Dalej siedzieliśmy na dworze w tym samym miejscu choć był już środek nocy. Jak dotąd jeszcze ani razu nie rozmawialiśmy tak długo jak wtedy. Przyglądnęłam się też wtedy ponownie jego tatuażom. Zauważył to.
- Podobają ci się? - Zapytał widząc na co patrzę.
Skinęłam głową aby potwierdzić.
- Ten. - Wskazałam palcem na jeden z jego tatuaży. - Co to jest?
Miał tam wytatuowany jakiś dziwny symbol. Oplatała go róża. Chwile jakby zastanawiał się czy odpowiedzieć. Widziałam, że intensywnie myśli.
- To symbol grupy, na której czele stoję. To litera W. Od nazwy. The Weavers. - Wytłumaczył.
- Od twojego nazwiska. - Przytaknął. - Wszyscy macie taki tatuaż?
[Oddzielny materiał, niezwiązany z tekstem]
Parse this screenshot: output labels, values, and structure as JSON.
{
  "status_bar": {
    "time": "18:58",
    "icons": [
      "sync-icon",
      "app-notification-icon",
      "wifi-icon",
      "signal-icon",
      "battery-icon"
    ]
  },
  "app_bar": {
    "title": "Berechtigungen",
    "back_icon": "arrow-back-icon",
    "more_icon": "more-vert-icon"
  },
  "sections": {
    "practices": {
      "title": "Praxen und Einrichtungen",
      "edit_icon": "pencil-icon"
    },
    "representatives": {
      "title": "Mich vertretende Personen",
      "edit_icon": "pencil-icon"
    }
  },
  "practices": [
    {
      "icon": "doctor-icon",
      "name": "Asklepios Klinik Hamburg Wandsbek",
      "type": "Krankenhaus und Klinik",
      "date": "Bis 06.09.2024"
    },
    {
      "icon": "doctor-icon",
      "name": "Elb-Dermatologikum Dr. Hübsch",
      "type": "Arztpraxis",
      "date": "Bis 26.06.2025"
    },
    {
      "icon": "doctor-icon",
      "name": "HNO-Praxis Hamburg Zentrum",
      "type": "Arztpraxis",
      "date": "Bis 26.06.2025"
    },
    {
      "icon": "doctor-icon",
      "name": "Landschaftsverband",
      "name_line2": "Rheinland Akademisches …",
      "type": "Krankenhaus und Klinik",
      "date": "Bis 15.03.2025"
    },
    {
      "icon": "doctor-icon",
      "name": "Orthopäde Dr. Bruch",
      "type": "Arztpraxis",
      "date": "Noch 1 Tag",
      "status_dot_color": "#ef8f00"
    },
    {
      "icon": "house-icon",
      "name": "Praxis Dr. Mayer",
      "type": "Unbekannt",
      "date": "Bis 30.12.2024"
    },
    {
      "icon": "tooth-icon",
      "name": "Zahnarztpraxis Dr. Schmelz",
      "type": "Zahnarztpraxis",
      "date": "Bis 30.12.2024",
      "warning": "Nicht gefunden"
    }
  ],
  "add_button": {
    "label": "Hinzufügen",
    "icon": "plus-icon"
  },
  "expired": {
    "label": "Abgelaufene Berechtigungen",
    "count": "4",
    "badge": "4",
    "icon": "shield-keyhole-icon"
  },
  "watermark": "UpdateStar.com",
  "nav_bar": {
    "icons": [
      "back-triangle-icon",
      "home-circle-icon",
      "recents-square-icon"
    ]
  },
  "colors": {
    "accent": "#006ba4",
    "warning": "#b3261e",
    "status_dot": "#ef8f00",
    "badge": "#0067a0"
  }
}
- Powiem ci jak wrócę z łazienki. Zaraz będę.
- Okey.
Asher wszedł do domu i poszedł w stronę korytarza, w nieznanym mi kierunku. Ja w tym czasie odpaliłam papierosa. Zapalniczkę dał mi już wcześniej. Wstałam po czym zachciałam się kawałek przejść i porozglądać wokoło. Zaciągnęłam się trucizną, a następnie wypuściłam szary dym z płuc.
Nagle coś usłyszałam. Jakby szelest. A potem jakiś hałas. Wystrzał. Nie wiedziałam co się dzieje. Przestraszyłam się. Chciałam wrócić do środka i znaleźć Weavera. Wtedy ktoś z tyłu zakrył mi usta ręką i mnie podniósł. Krzyknęłam, ale dłoń napastnika skutecznie tłumiła mój głos. Serce podeszło mi do gardła. Adrenalina szumiała mi w uszach.
- Spokojnie jestem policjantem. Zabiorę cię stąd, ale musisz współpracować.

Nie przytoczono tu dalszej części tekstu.